I am exploring a reduction from the general Independent Set Problem to the Independent Set Problem specifically for 3-colorable graphs. The goal is to demonstrate that the maximal independent set of a general graph can be determined using an algorithm designed for 3-colorable graphs.

Construction Approach: Given a graph $ G=(V, E) $, I construct a new graph $ G' $ by modifying each edge $ e \in E $. For an edge $ e=(u, v) $, I introduce two new vertices $ w_e $ and $ x_e $. The edge $ (u, v) $ is then replaced with a path $ u - w_e - x_e - v $.

Coloring Argument: Graph $ G' $ can be shown to be 3-colorable. By coloring the original vertices from $ G $ with color 1, and alternating the colors 2 and 3 for the newly added vertices on each edge, a valid 3-coloring for $ G' $ is achieved.

Question: Assuming we have determined the size of the maximal independent set in the 3-colorable graph $ G' $, how can we utilize this information to find the size of the maximal independent set in the original graph $ G $?

I find myself at an impasse with this question. The strategy for constructing $G′$ was suggested by my instructor, and I have followed it to the best of my understanding. However, I am still seeking clarity on how to proceed further. Any guidance or insights provided would be immensely appreciated!

Answer 1

The independent set problem for 3-colorable graphs has been discussed here. More specifically, the link discusses the hardness of the maximum independent set problem and the 3-colorability problem.
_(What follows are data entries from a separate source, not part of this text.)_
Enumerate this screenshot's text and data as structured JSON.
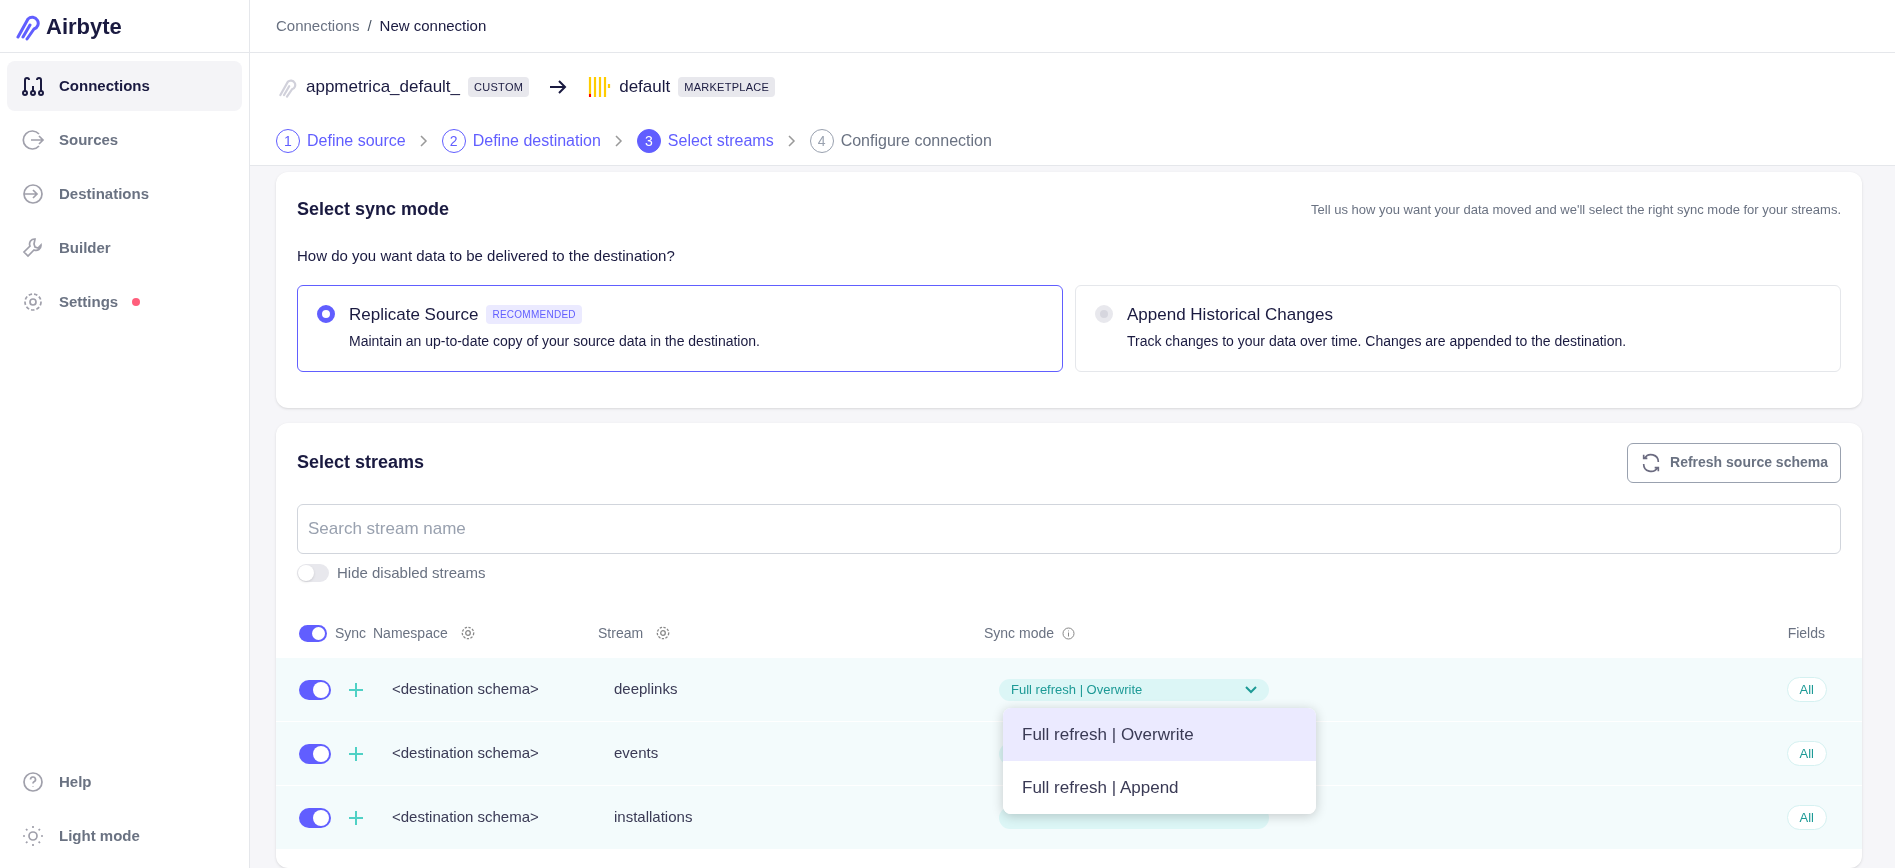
{
  "sidebar": {
    "logo": "Airbyte",
    "items": [
      {
        "label": "Connections",
        "kind": "connections",
        "selected": true,
        "notification": false
      },
      {
        "label": "Sources",
        "kind": "sources",
        "selected": false,
        "notification": false
      },
      {
        "label": "Destinations",
        "kind": "destinations",
        "selected": false,
        "notification": false
      },
      {
        "label": "Builder",
        "kind": "builder",
        "selected": false,
        "notification": false
      },
      {
        "label": "Settings",
        "kind": "settings",
        "selected": false,
        "notification": true
      }
    ],
    "footer": [
      {
        "label": "Help",
        "kind": "help"
      },
      {
        "label": "Light mode",
        "kind": "sun"
      }
    ]
  },
  "breadcrumb": {
    "items": [
      "Connections",
      "New connection"
    ],
    "separator": "/"
  },
  "connection": {
    "source": {
      "name": "appmetrica_default_",
      "tag": "CUSTOM"
    },
    "destination": {
      "name": "default",
      "tag": "MARKETPLACE"
    }
  },
  "steps": [
    {
      "number": "1",
      "label": "Define source",
      "selected": false,
      "completed": true
    },
    {
      "number": "2",
      "label": "Define destination",
      "selected": false,
      "completed": true
    },
    {
      "number": "3",
      "label": "Select streams",
      "selected": true,
      "completed": false
    },
    {
      "number": "4",
      "label": "Configure connection",
      "selected": false,
      "completed": false
    }
  ],
  "sync_mode": {
    "title": "Select sync mode",
    "hint": "Tell us how you want your data moved and we'll select the right sync mode for your streams.",
    "question": "How do you want data to be delivered to the destination?",
    "options": [
      {
        "title": "Replicate Source",
        "badge": "RECOMMENDED",
        "description": "Maintain an up-to-date copy of your source data in the destination.",
        "selected": true,
        "disabled": false
      },
      {
        "title": "Append Historical Changes",
        "description": "Track changes to your data over time. Changes are appended to the destination.",
        "selected": false,
        "disabled": true
      }
    ]
  },
  "streams": {
    "title": "Select streams",
    "refresh_button": "Refresh source schema",
    "search": {
      "placeholder": "Search stream name"
    },
    "hide_disabled": {
      "label": "Hide disabled streams",
      "on": false
    },
    "header": {
      "sync_on": true,
      "sync": "Sync",
      "namespace": "Namespace",
      "stream": "Stream",
      "sync_mode": "Sync mode",
      "fields": "Fields"
    },
    "rows": [
      {
        "on": true,
        "namespace": "<destination schema>",
        "stream": "deeplinks",
        "sync_mode": "Full refresh | Overwrite",
        "fields": "All"
      },
      {
        "on": true,
        "namespace": "<destination schema>",
        "stream": "events",
        "sync_mode_covered": true,
        "fields": "All"
      },
      {
        "on": true,
        "namespace": "<destination schema>",
        "stream": "installations",
        "sync_mode_covered": true,
        "fields": "All"
      }
    ],
    "dropdown": {
      "options": [
        {
          "label": "Full refresh | Overwrite",
          "selected": true
        },
        {
          "label": "Full refresh | Append",
          "selected": false
        }
      ]
    }
  }
}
Suppose we find a maximal independent set for $G'$ and let it be $I'$. We will now prune $I'$ so that it becomes an independent set of $G$. For each edge $(u,v)$ in the origianl graph $G$, we may have exactly two vertices among $\{u,v,w_e,x_e\}$ in $I'$. More specifically, we can have either $\{u,x_e\} \in I'$ or $\{v,w_e\} \in I'$ or $\{u,v\} \in I'$. For the first two cases, we can simply delete either $w_e$ or $x_e$. For the case $\{u,v\} \in I'$, we have to delete either $u$ or $v$ in order to make it an independent set of $G$. Here, we can apply any greedy criterion, such as deleting the one with highest degree in $G$. At the end of this iterative deletion, we will be left with a maximal independent set of $G$.